As a byproduct of producing over one billion birds per year, Alabama’s poultry industry creates millions of pounds of waste feathers that it pays to incinerate or landfill, part of the estimated 2 billion to 3 billion pounds of waste feathers annually generated in the United States.
feathers to fillers
Using an energized gas called plasma, Tuskegee scientists are able to turn those feathers into carbon fillers that can strengthen manufactured polymers or be used in batteries and electronics and that could turn an industry expense into a profit center.
“This process produces a value-added material from waste resources,” says Dr. Vijaya Rangari, a professor of materials science and engineering and the interim associate vice president for research at Tuskegee.
“We have been working on poultry waste to produce value added materials for the last 10 years,” he says. “We have produced several applications and value-added products from waste chicken eggshell. This was another waste that the poultry industry produces and has trouble with in disposal.”
With financial support from the statewide Future Technologies & enabling Plasma Processes (FTPP) grant managed at The University of Alabama in Huntsville (UAH), the researchers are using feathers to create fillers to strengthen polymers or be used in other manufacturing processes.
Polymers are large molecules bonded by chemical building blocks that are present in materials such as plastics, silicones, nylon, polyester and rubber.
trash to cash
“Our research shows that, instead of disposing of feathers in the soil, they can used as a high-value carbon source, even maybe for battery and polymer filler applications,” says Dr. Rangari, who has been at Tuskegee for 22 years and worked on the research with former graduate student Mohamed Zaheeruddin, who now works at Intel.

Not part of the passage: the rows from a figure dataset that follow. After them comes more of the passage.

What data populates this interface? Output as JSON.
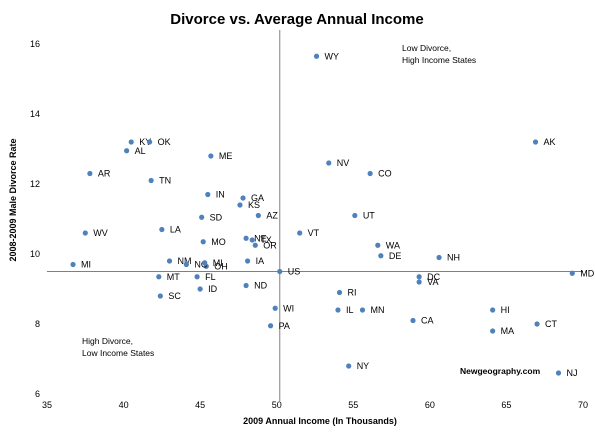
{
  "chart_data": {
    "type": "scatter",
    "title": "Divorce vs. Average Annual Income",
    "xlabel": "2009 Annual Income (In Thousands)",
    "ylabel": "2008-2009 Male Divorce Rate",
    "xlim": [
      35,
      70
    ],
    "ylim": [
      16.4,
      5.8
    ],
    "y_inverted": true,
    "x_ticks": [
      35,
      40,
      45,
      50,
      55,
      60,
      65,
      70
    ],
    "y_ticks": [
      6,
      8,
      10,
      12,
      14,
      16
    ],
    "reference_lines": {
      "x": 50.2,
      "y": 9.5
    },
    "grid": false,
    "marker_color": "#4f81bd",
    "points": [
      {
        "label": "NJ",
        "x": 68.4,
        "y": 6.6
      },
      {
        "label": "NY",
        "x": 54.7,
        "y": 6.8
      },
      {
        "label": "MA",
        "x": 64.1,
        "y": 7.8
      },
      {
        "label": "CT",
        "x": 67.0,
        "y": 8.0
      },
      {
        "label": "PA",
        "x": 49.6,
        "y": 7.95
      },
      {
        "label": "CA",
        "x": 58.9,
        "y": 8.1
      },
      {
        "label": "IL",
        "x": 54.0,
        "y": 8.4
      },
      {
        "label": "MN",
        "x": 55.6,
        "y": 8.4
      },
      {
        "label": "HI",
        "x": 64.1,
        "y": 8.4
      },
      {
        "label": "WI",
        "x": 49.9,
        "y": 8.45
      },
      {
        "label": "SC",
        "x": 42.4,
        "y": 8.8
      },
      {
        "label": "RI",
        "x": 54.1,
        "y": 8.9
      },
      {
        "label": "ID",
        "x": 45.0,
        "y": 9.0
      },
      {
        "label": "ND",
        "x": 48.0,
        "y": 9.1
      },
      {
        "label": "VA",
        "x": 59.3,
        "y": 9.2
      },
      {
        "label": "DC",
        "x": 59.3,
        "y": 9.35
      },
      {
        "label": "MT",
        "x": 42.3,
        "y": 9.35
      },
      {
        "label": "FL",
        "x": 44.8,
        "y": 9.35
      },
      {
        "label": "MD",
        "x": 69.3,
        "y": 9.45
      },
      {
        "label": "US",
        "x": 50.2,
        "y": 9.5
      },
      {
        "label": "OH",
        "x": 45.4,
        "y": 9.65
      },
      {
        "label": "MI",
        "x": 36.7,
        "y": 9.7
      },
      {
        "label": "NM",
        "x": 43.0,
        "y": 9.8
      },
      {
        "label": "NC",
        "x": 44.1,
        "y": 9.7
      },
      {
        "label": "MI",
        "x": 45.3,
        "y": 9.75
      },
      {
        "label": "IA",
        "x": 48.1,
        "y": 9.8
      },
      {
        "label": "NH",
        "x": 60.6,
        "y": 9.9
      },
      {
        "label": "DE",
        "x": 56.8,
        "y": 9.95
      },
      {
        "label": "OR",
        "x": 48.6,
        "y": 10.25
      },
      {
        "label": "WA",
        "x": 56.6,
        "y": 10.25
      },
      {
        "label": "MO",
        "x": 45.2,
        "y": 10.35
      },
      {
        "label": "NE",
        "x": 48.0,
        "y": 10.45
      },
      {
        "label": "TX",
        "x": 48.4,
        "y": 10.4
      },
      {
        "label": "WV",
        "x": 37.5,
        "y": 10.6
      },
      {
        "label": "VT",
        "x": 51.5,
        "y": 10.6
      },
      {
        "label": "LA",
        "x": 42.5,
        "y": 10.7
      },
      {
        "label": "SD",
        "x": 45.1,
        "y": 11.05
      },
      {
        "label": "AZ",
        "x": 48.8,
        "y": 11.1
      },
      {
        "label": "UT",
        "x": 55.1,
        "y": 11.1
      },
      {
        "label": "KS",
        "x": 47.6,
        "y": 11.4
      },
      {
        "label": "GA",
        "x": 47.8,
        "y": 11.6
      },
      {
        "label": "IN",
        "x": 45.5,
        "y": 11.7
      },
      {
        "label": "TN",
        "x": 41.8,
        "y": 12.1
      },
      {
        "label": "AR",
        "x": 37.8,
        "y": 12.3
      },
      {
        "label": "CO",
        "x": 56.1,
        "y": 12.3
      },
      {
        "label": "NV",
        "x": 53.4,
        "y": 12.6
      },
      {
        "label": "ME",
        "x": 45.7,
        "y": 12.8
      },
      {
        "label": "AL",
        "x": 40.2,
        "y": 12.95
      },
      {
        "label": "KY",
        "x": 40.5,
        "y": 13.2
      },
      {
        "label": "OK",
        "x": 41.7,
        "y": 13.2
      },
      {
        "label": "AK",
        "x": 66.9,
        "y": 13.2
      },
      {
        "label": "WY",
        "x": 52.6,
        "y": 15.65
      }
    ],
    "annotations": {
      "low_divorce_line1": "Low Divorce,",
      "low_divorce_line2": "High Income States",
      "high_divorce_line1": "High Divorce,",
      "high_divorce_line2": "Low Income States",
      "credit": "Newgeography.com"
    }
  }
}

“We have converted the waste chicken feathers into highly porous nitrogen-doped carbon using a high temperature pressure autogenic reactor,” he says.
The resulting product can increase polymer composite properties.

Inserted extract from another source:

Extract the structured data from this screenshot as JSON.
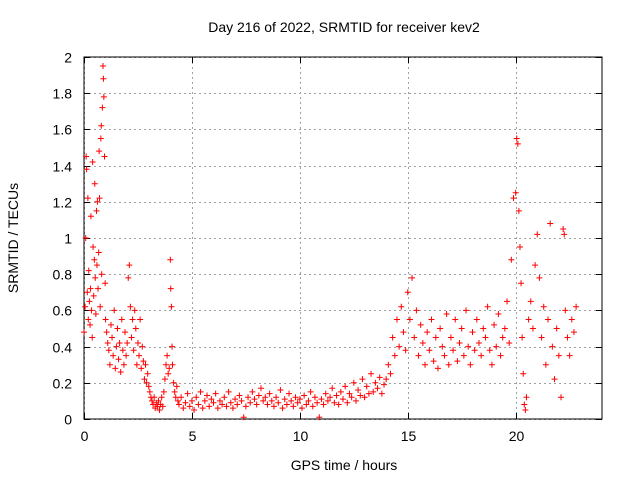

“The functionalization is carried out using a low temperature plasma, which is part our current FTPP project,” Dr. Rangari says. “FTPP helped to establish low temperature plasma research at Tuskegee University.”
An Alabama coalition of nine universities and a research corporation, FTPP is supported by a $20 million grant from the National Science Foundation (NSF) Established Program to Stimulate Competitive Research (EPSCoR). FTPP funds Alabama plasma research and commercialization while developing a high-tech statewide plasma workforce.
“We are currently working on using this carbon to functionalize with fluorine to create active sites for polymer composite and electronic applications,” Dr. Rangari says.
The scientists are gathering more data in order to apply for patents and licensing, he says. “We are in the process of making this carbon in large quantity and looking for other applications.”